Here’s hoping the rest of the relationship goes better than the introduction.
A little more than a week after Southern Airways Express announced it acquired Mokulele Airlines with a pledge that it would keep service, branding and employees in place, it went back on its word.
The Mississippi-based airline said Wednesday it was actually reducing staffing levels by 10 percent.
The company sent the notice via email to employees. It said the reductions “are a one-time cut required to ‘right-size’ our staffing.”
“It hurts to have to make decisions like this,” Rob McKinney, president of Pacific operations for Southern Airways Express, doing business as Mokulele Airlines, wrote in the message, 10 days after he told West Hawaii Today that staffing levels would go unchanged. “But in the end, our company has to survive and ultimately thrive!”
Keith Sisson, chief marketing officer at Southern Airways, said Wednesday evening that layoffs were not in the original plans.
“As we got to be more familiar with the operation, the overstaffing became a more obvious problem,” he said.
He also noted there won’t be a reduction in flights.
Business can be tough. Running them, even more so, as everything is based on the bottom line.

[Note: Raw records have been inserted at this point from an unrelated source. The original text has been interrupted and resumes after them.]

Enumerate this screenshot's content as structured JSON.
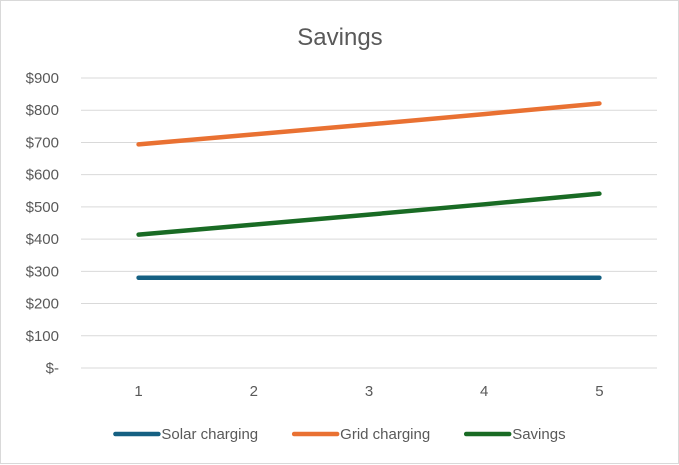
{
  "chart_data": {
    "type": "line",
    "title": "Savings",
    "xlabel": "",
    "ylabel": "",
    "categories": [
      "1",
      "2",
      "3",
      "4",
      "5"
    ],
    "y_tick_labels": [
      "$-",
      "$100",
      "$200",
      "$300",
      "$400",
      "$500",
      "$600",
      "$700",
      "$800",
      "$900"
    ],
    "y_ticks": [
      0,
      100,
      200,
      300,
      400,
      500,
      600,
      700,
      800,
      900
    ],
    "ylim": [
      0,
      900
    ],
    "grid": true,
    "legend_position": "bottom",
    "series": [
      {
        "name": "Solar charging",
        "color": "#156082",
        "values": [
          280,
          280,
          280,
          280,
          280
        ]
      },
      {
        "name": "Grid charging",
        "color": "#E97132",
        "values": [
          694,
          725,
          756,
          788,
          821
        ]
      },
      {
        "name": "Savings",
        "color": "#196B24",
        "values": [
          414,
          445,
          476,
          508,
          541
        ]
      }
    ]
  }
}
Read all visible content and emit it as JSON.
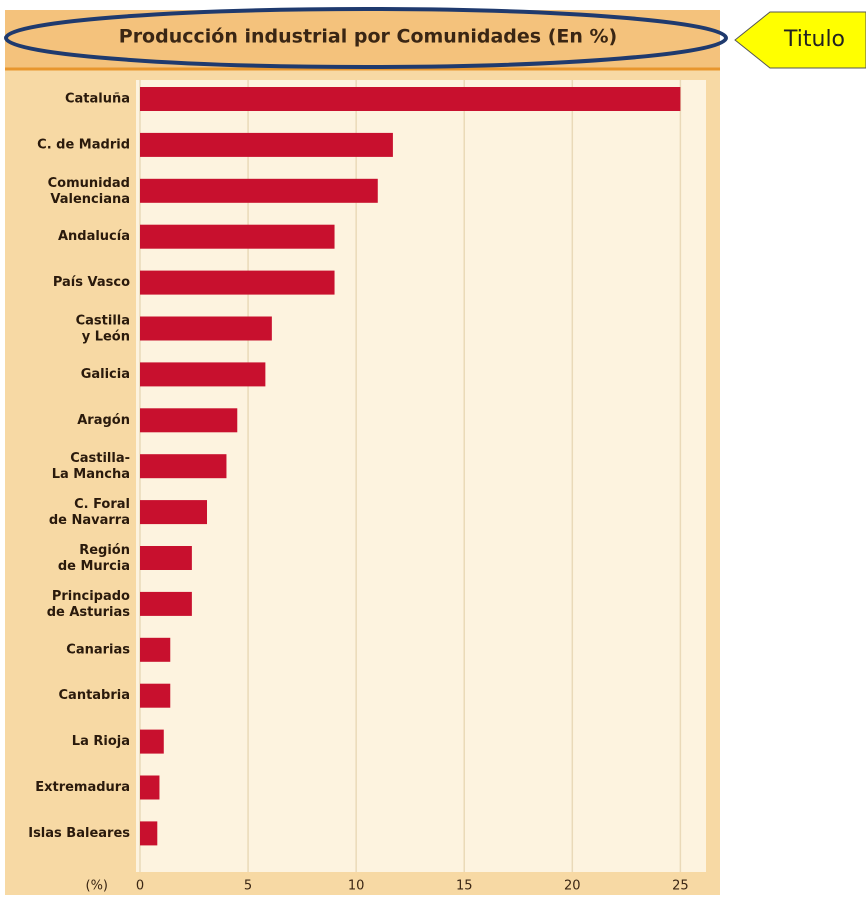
{
  "chart_data": {
    "type": "bar",
    "orientation": "horizontal",
    "title": "Producción industrial por Comunidades (En %)",
    "annotation": "Titulo",
    "x_label": "(%)",
    "categories": [
      "Cataluña",
      "C. de Madrid",
      "Comunidad\nValenciana",
      "Andalucía",
      "País Vasco",
      "Castilla\ny León",
      "Galicia",
      "Aragón",
      "Castilla-\nLa Mancha",
      "C. Foral\nde Navarra",
      "Región\nde Murcia",
      "Principado\nde Asturias",
      "Canarias",
      "Cantabria",
      "La Rioja",
      "Extremadura",
      "Islas Baleares"
    ],
    "values": [
      25,
      11.7,
      11,
      9,
      9,
      6.1,
      5.8,
      4.5,
      4,
      3.1,
      2.4,
      2.4,
      1.4,
      1.4,
      1.1,
      0.9,
      0.8
    ],
    "color": "#c8102e",
    "xlim": [
      0,
      26
    ],
    "xticks": [
      0,
      5,
      10,
      15,
      20,
      25
    ],
    "grid": true
  }
}
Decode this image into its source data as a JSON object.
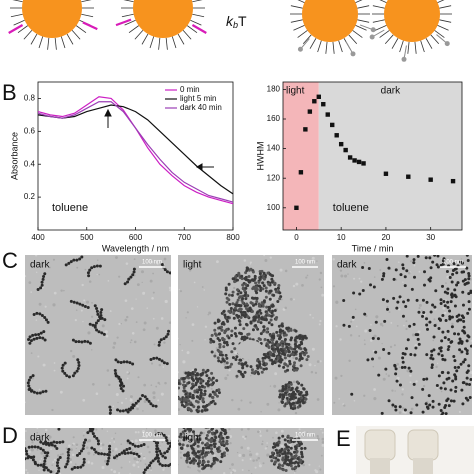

Those bottom line figures are often guarded, too, so we understand that this likely wasn’t McKinney trying to spin something that could look like a fib for the fun of it. More likely his burden was to break the bad news when word from above fell to him.
Still, it’s a bad look for a first impression after taking over a family-owned company based in Kona that also services Waimea. It’s rough enough laying off local workers — there are roughly 300 statewide — without putting a foot in the mouth.
As far as air travel, few industries pike the island’s interest more. It’s the vehicle that enables our bread and butter industry, tourism.
It’s also the one that symbolizes a metaphoric lifeline — whether residents are locked on island, or if they can realistically afford to hop a flight and “get away,” as the old television commercial used to say. It’s about $200 right now to hitch an 84-mile flight to Maui for the weekend. That’s not a bad deal actually, which speaks to how expensive deals can be.
But if the new owner can make good on their other pledges — that service will excel and customers will benefit — it will be easier to forget about Southern Airway’s hiccup out of the gate.
It also wouldn’t hurt if Southwest, when they get up and running here, scoops up some of those laid-off employees.